Language is not only disparate from the world of the forest, it is dangerous to it and to our ability to perceive. Identifying a tree, or merely describing it, we isolate the tree from its context, freeze one aspect of a continually changing organism, and -- here lies the great mistake -- we often confuse that aspect with the whole. Identifying slowly becomes a game, its own anthropocentric reality, separate from the object identified. Thus begins the rift between language and nature, between words and reality, and the inaccuracies of all that utilize language: science, knowledge, art, etc.
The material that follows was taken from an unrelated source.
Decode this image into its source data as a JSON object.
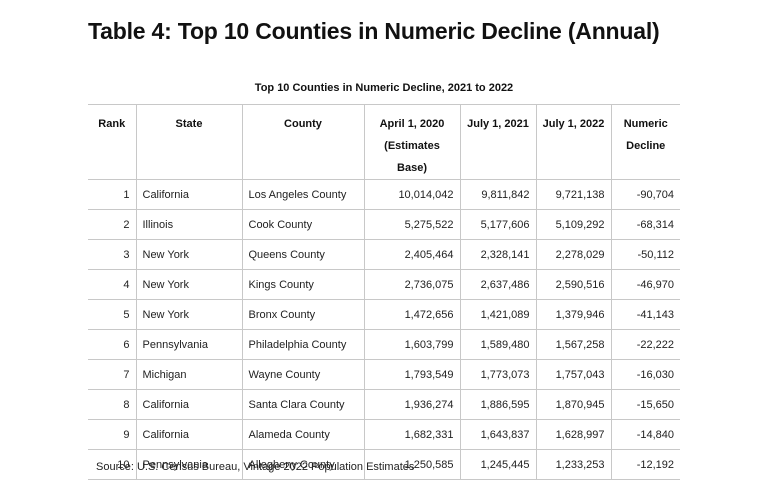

But the strength of the essay lies in Fowles' willingness to live with paradoxes. Though a competent naturalist and co-curator of a natural history museum, he raises suspicious about the process of identifying. As a novelist ("Daniel Martin," "The French Lieutenant's Woman" etc.) with enormous verbal capacities, he points out the liabilities of language. And although he says of the woods, "Nowhere are the two great contemporary modes of reproducing reality, the word and the camera, more at a loss," he combines his writing with photographs stemming from a different philosophy concerning trees.
One must also admire the courage of Frank Horvat, not only for photographing a subject as elusive as trees, but for allowing his work to rest next to such probing text. Boldly he ignores preconceived notions of what a photograph should be in order to bring us closer to the essence of trees. And the result is immensely pleasing.
For Fowles though, simply livingm with paradoxes is not enough; each element of the paradox must feed the other. For example, it is his wanderings through tree-filled combes, experiencing what Gertrude Stein calls "the excitingness of pure being," which ultimately shape his writing, both the process and the final product. He seems to say that language and reality are inevitably different, but they can sustain rather than destroy each other.
"It [nature] can be known and entered only by each, and in its now, not by you through me, by any you through any me, only by you through yourself, or me through myself. We still have this to learn: the inalienable otherness of each, human and nonhuman, which may seem the prison of each, but is at heart, in the deepest of those countless million metaphorical trees for which we cannot see the wood, both the justification and the redemption." When we no longer force language against this truth, the split will still be there -- between language and reality -- but the danger will be removed.